Lehmann Maupin is pleased to announce Mid-March Melody, an exhibition of new work by British artist Freya Douglas-Morris. Based in London, Douglas-Morris is known for her vividly colored landscapes that depict rich flora, glowing skies, and serene waters and shore lines. Using a bright, fauvist color palette, the artist renders imagined scenes inspired from life and her long, meditative walks through nature. Her striking application of oil on canvas—ranging from bold swaths of color, to highly detailed foliage painting, to sheer washes that create a watercolor effect—contributes to the surreal, ethereal quality of her scenes. Mid-March Melody marks Douglas-Morris’ first exhibition with Lehman Maupin and includes eight new paintings, alongside six works on copper panel.
For Mid-March Melody, Douglas-Morris created a body of work inspired by the change in season from late winter to early spring. Each piece in the exhibition was made simultaneously in the artist’s studio, creating intrinsic relationships between canvases and building an imagined environment that feels both cohesive and immersive. While the paintings in Mid-March Melody depict natural scenes that seem as though they could be found in Giverny, a boreal forest, or the Scandinavian mountains, none of these works reference a specific site. Rather, each painting is a composite image—a poetic imagining of place inspired by locations the artist has seen or visited, particular feelings, or even qualities of light. By intentionally crafting imaginary spaces, Douglas-Morris allows viewers to locate their own associations, experiences, and impressions within her work.
In Blossom the largest painting in the exhibition, Douglas-Morris uses bright, intense color, filling the ground of her canvas with rich reds, oranges, and pinks. The gently rolling hills at the base of the composition suggest an almost quilt-like construction, with their warm colors juxtaposed in jewel-toned planes struck through with streaks of blue or green.
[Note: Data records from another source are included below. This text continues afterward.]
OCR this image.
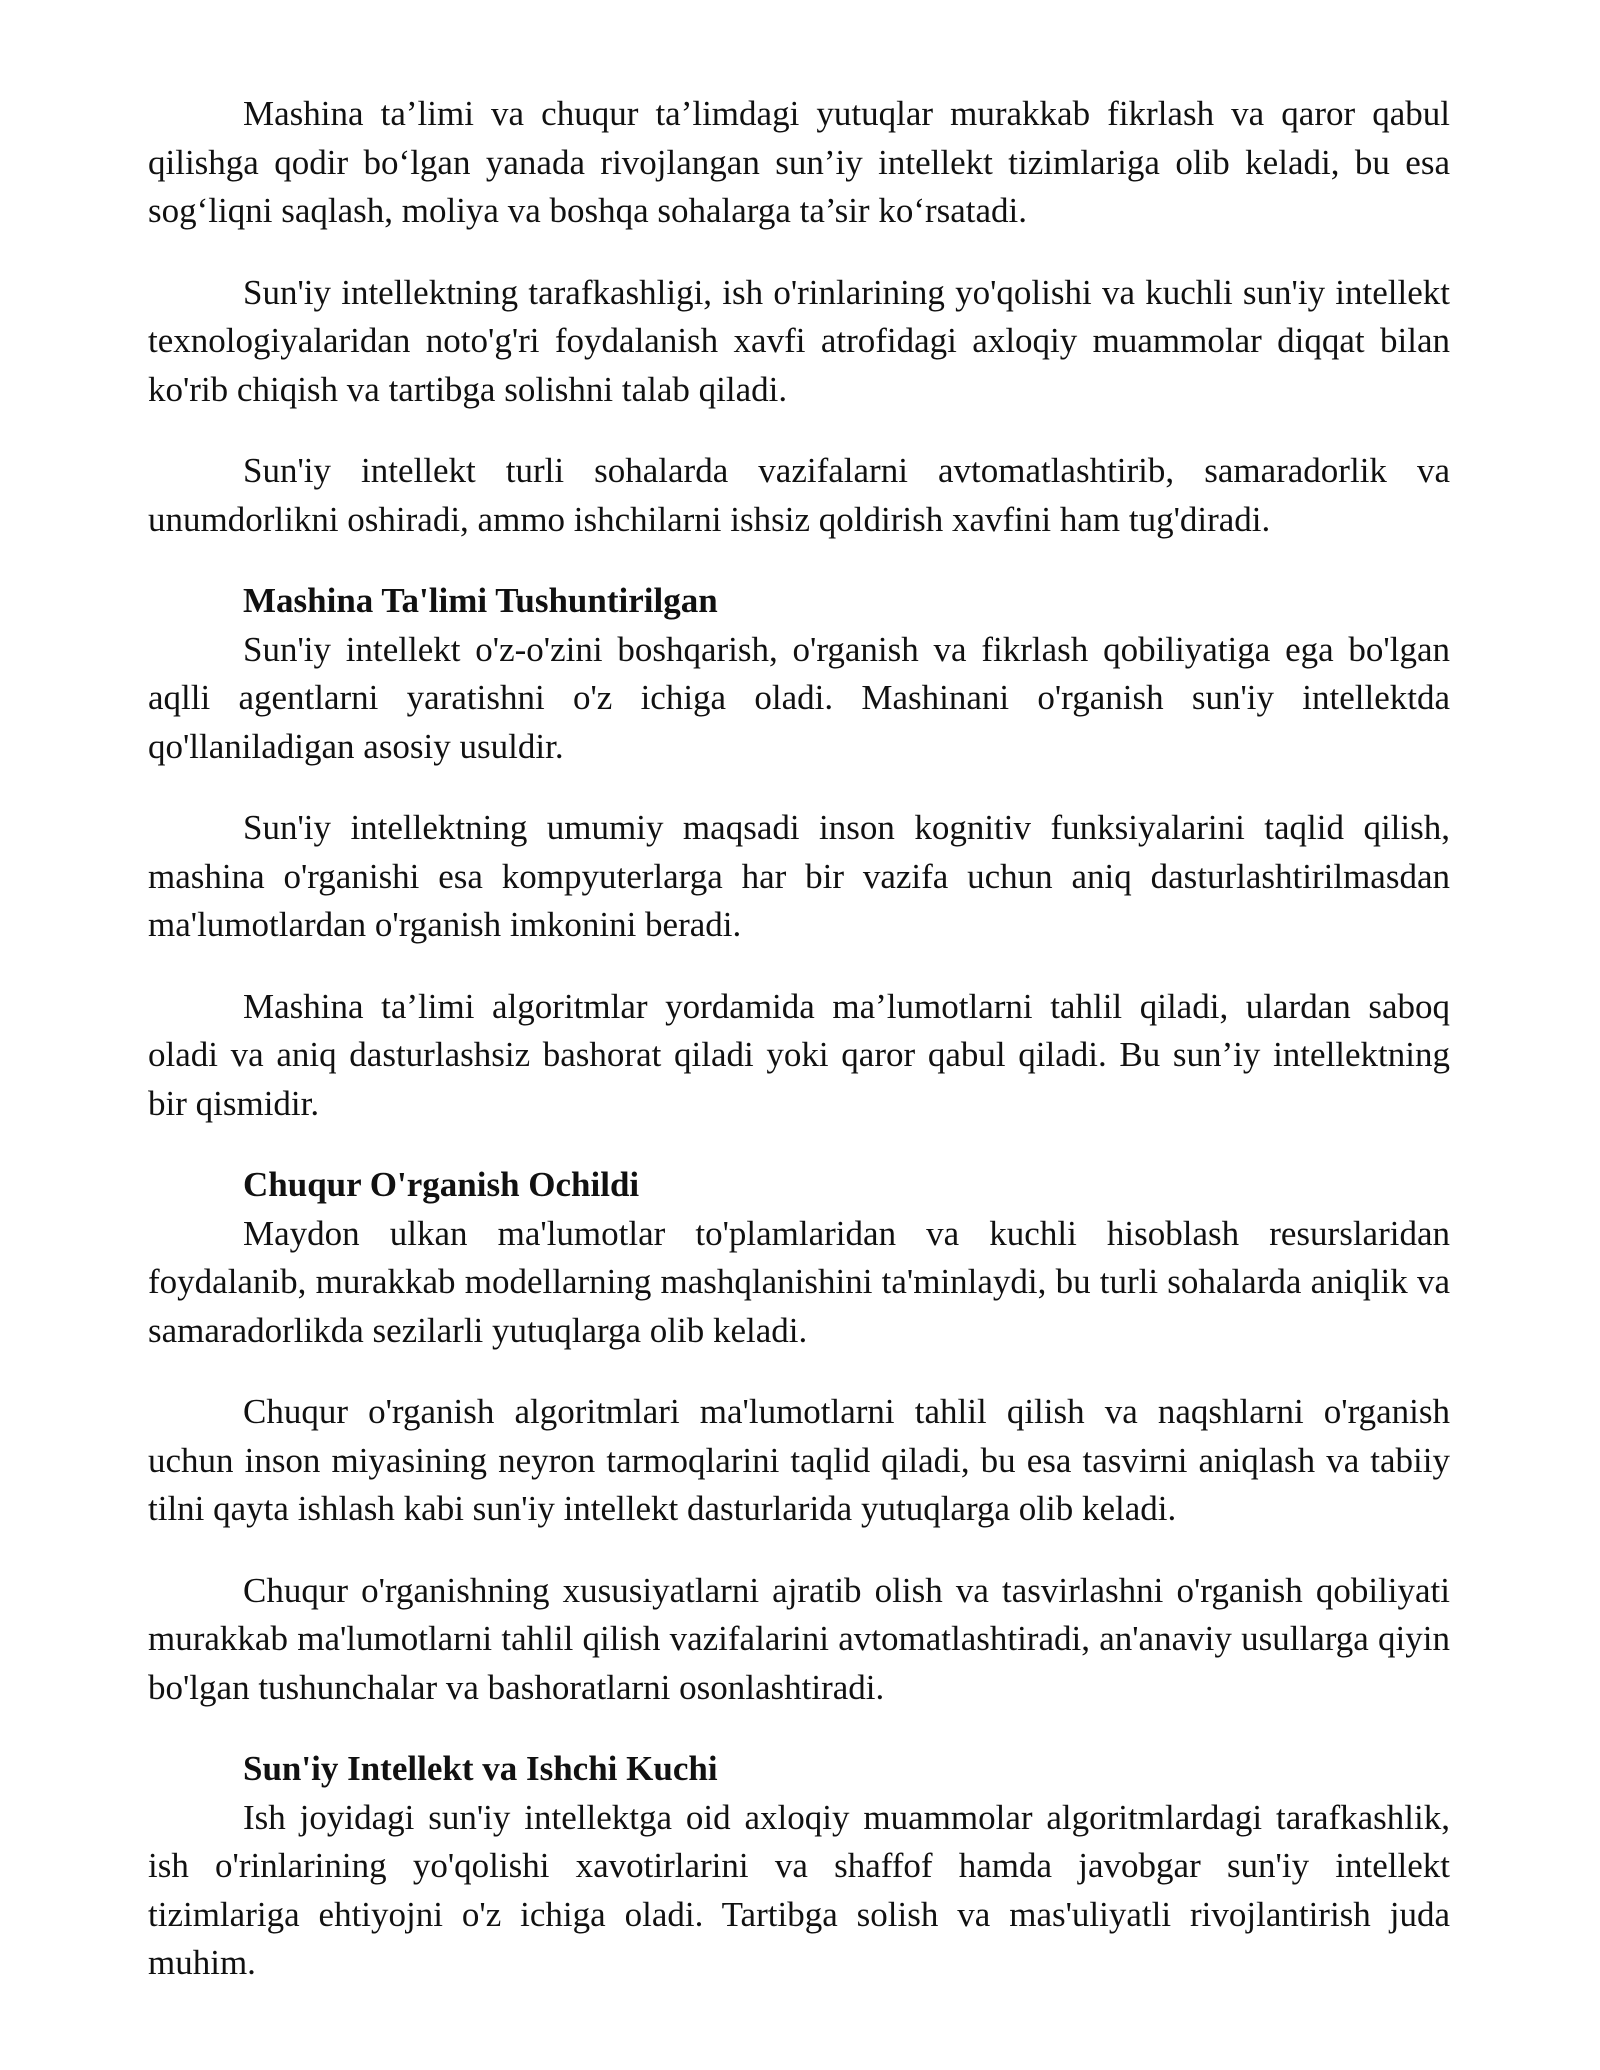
Mashina ta’limi va chuqur ta’limdagi yutuqlar murakkab fikrlash va qaror qabul qilishga qodir bo‘lgan yanada rivojlangan sun’iy intellekt tizimlariga olib keladi, bu esa sog‘liqni saqlash, moliya va boshqa sohalarga ta’sir ko‘rsatadi.

Sun'iy intellektning tarafkashligi, ish o'rinlarining yo'qolishi va kuchli sun'iy intellekt texnologiyalaridan noto'g'ri foydalanish xavfi atrofidagi axloqiy muammolar diqqat bilan ko'rib chiqish va tartibga solishni talab qiladi.

Sun'iy intellekt turli sohalarda vazifalarni avtomatlashtirib, samaradorlik va unumdorlikni oshiradi, ammo ishchilarni ishsiz qoldirish xavfini ham tug'diradi.

Mashina Ta'limi Tushuntirilgan

Sun'iy intellekt o'z-o'zini boshqarish, o'rganish va fikrlash qobiliyatiga ega bo'lgan aqlli agentlarni yaratishni o'z ichiga oladi. Mashinani o'rganish sun'iy intellektda qo'llaniladigan asosiy usuldir.

Sun'iy intellektning umumiy maqsadi inson kognitiv funksiyalarini taqlid qilish, mashina o'rganishi esa kompyuterlarga har bir vazifa uchun aniq dasturlashtirilmasdan ma'lumotlardan o'rganish imkonini beradi.

Mashina ta’limi algoritmlar yordamida ma’lumotlarni tahlil qiladi, ulardan saboq oladi va aniq dasturlashsiz bashorat qiladi yoki qaror qabul qiladi. Bu sun’iy intellektning bir qismidir.

Chuqur O'rganish Ochildi

Maydon ulkan ma'lumotlar to'plamlaridan va kuchli hisoblash resurslaridan foydalanib, murakkab modellarning mashqlanishini ta'minlaydi, bu turli sohalarda aniqlik va samaradorlikda sezilarli yutuqlarga olib keladi.

Chuqur o'rganish algoritmlari ma'lumotlarni tahlil qilish va naqshlarni o'rganish uchun inson miyasining neyron tarmoqlarini taqlid qiladi, bu esa tasvirni aniqlash va tabiiy tilni qayta ishlash kabi sun'iy intellekt dasturlarida yutuqlarga olib keladi.

Chuqur o'rganishning xususiyatlarni ajratib olish va tasvirlashni o'rganish qobiliyati murakkab ma'lumotlarni tahlil qilish vazifalarini avtomatlashtiradi, an'anaviy usullarga qiyin bo'lgan tushunchalar va bashoratlarni osonlashtiradi.

Sun'iy Intellekt va Ishchi Kuchi

Ish joyidagi sun'iy intellektga oid axloqiy muammolar algoritmlardagi tarafkashlik, ish o'rinlarining yo'qolishi xavotirlarini va shaffof hamda javobgar sun'iy intellekt tizimlariga ehtiyojni o'z ichiga oladi. Tartibga solish va mas'uliyatli rivojlantirish juda muhim.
Douglas-Morris’ bold use of color allows her attentive treatment of edges to come into focus—in some instances the artist’s line holds, in others it bleeds and blurs. The top half of the canvas is filled with a luminous tree canopy, rendered in complementary shades of sea blue and teal. On each bough, Douglas-Morris has painted hundreds of delicate white blossoms, reveling in the regenerative promise of spring.
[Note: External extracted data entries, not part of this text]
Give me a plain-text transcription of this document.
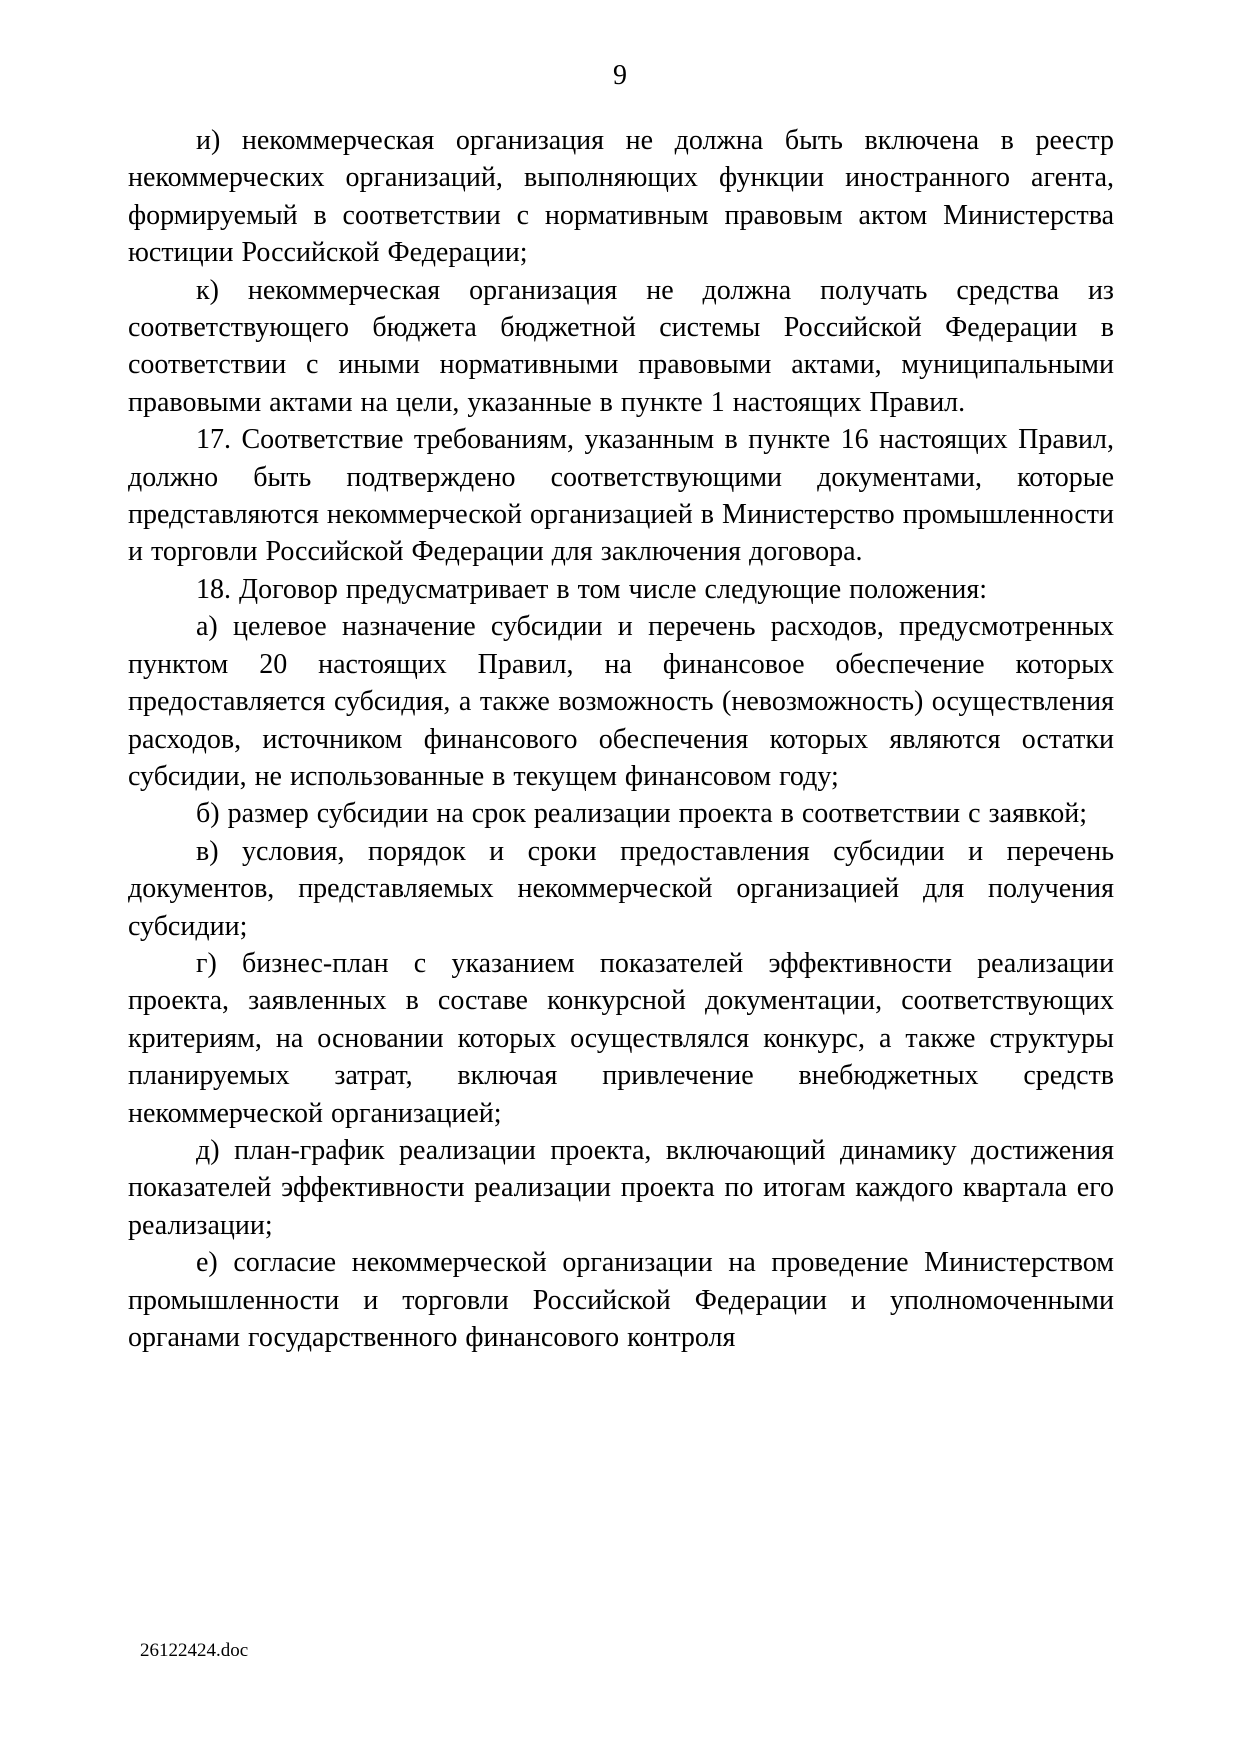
9

и) некоммерческая организация не должна быть включена в реестр некоммерческих организаций, выполняющих функции иностранного агента, формируемый в соответствии с нормативным правовым актом Министерства юстиции Российской Федерации;

к) некоммерческая организация не должна получать средства из соответствующего бюджета бюджетной системы Российской Федерации в соответствии с иными нормативными правовыми актами, муниципальными правовыми актами на цели, указанные в пункте 1 настоящих Правил.

17. Соответствие требованиям, указанным в пункте 16 настоящих Правил, должно быть подтверждено соответствующими документами, которые представляются некоммерческой организацией в Министерство промышленности и торговли Российской Федерации для заключения договора.

18. Договор предусматривает в том числе следующие положения:

а) целевое назначение субсидии и перечень расходов, предусмотренных пунктом 20 настоящих Правил, на финансовое обеспечение которых предоставляется субсидия, а также возможность (невозможность) осуществления расходов, источником финансового обеспечения которых являются остатки субсидии, не использованные в текущем финансовом году;

б) размер субсидии на срок реализации проекта в соответствии с заявкой;

в) условия, порядок и сроки предоставления субсидии и перечень документов, представляемых некоммерческой организацией для получения субсидии;

г) бизнес-план с указанием показателей эффективности реализации проекта, заявленных в составе конкурсной документации, соответствующих критериям, на основании которых осуществлялся конкурс, а также структуры планируемых затрат, включая привлечение внебюджетных средств некоммерческой организацией;

д) план-график реализации проекта, включающий динамику достижения показателей эффективности реализации проекта по итогам каждого квартала его реализации;

е) согласие некоммерческой организации на проведение Министерством промышленности и торговли Российской Федерации и уполномоченными органами государственного финансового контроля

26122424.doc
In Craspedia Douglas-Morris depicts a mountain seen from a distance across a still lake. Filled with cool pink and purple hues, the serene water is painted with a sheer wash of color that reflects the smaller mountains along the shoreline. Here, the artist uses a thin layer of oil paint to approximate the effect of watercolor, echoing the water-based technique to render imagery of water with remarkable technical skill. As in other work, Craspedia is not a scene from a specific place—instead, Douglas-Morris explores the image of a mountain as an intuitive idea. Here and throughout the exhibition, the artist presents her canvases as a window into another realm. Rather than recreating physical landscapes, Douglas-Morris depicts internal terrain, open to her viewer’s own journeys, experiences, relationships, and memories. In visualizing such “felt places,” the artist’s work occupies a certain universal space, reminding us of our own connection to the natural world and the inner worlds we carry within—the ones we take with us wherever we go.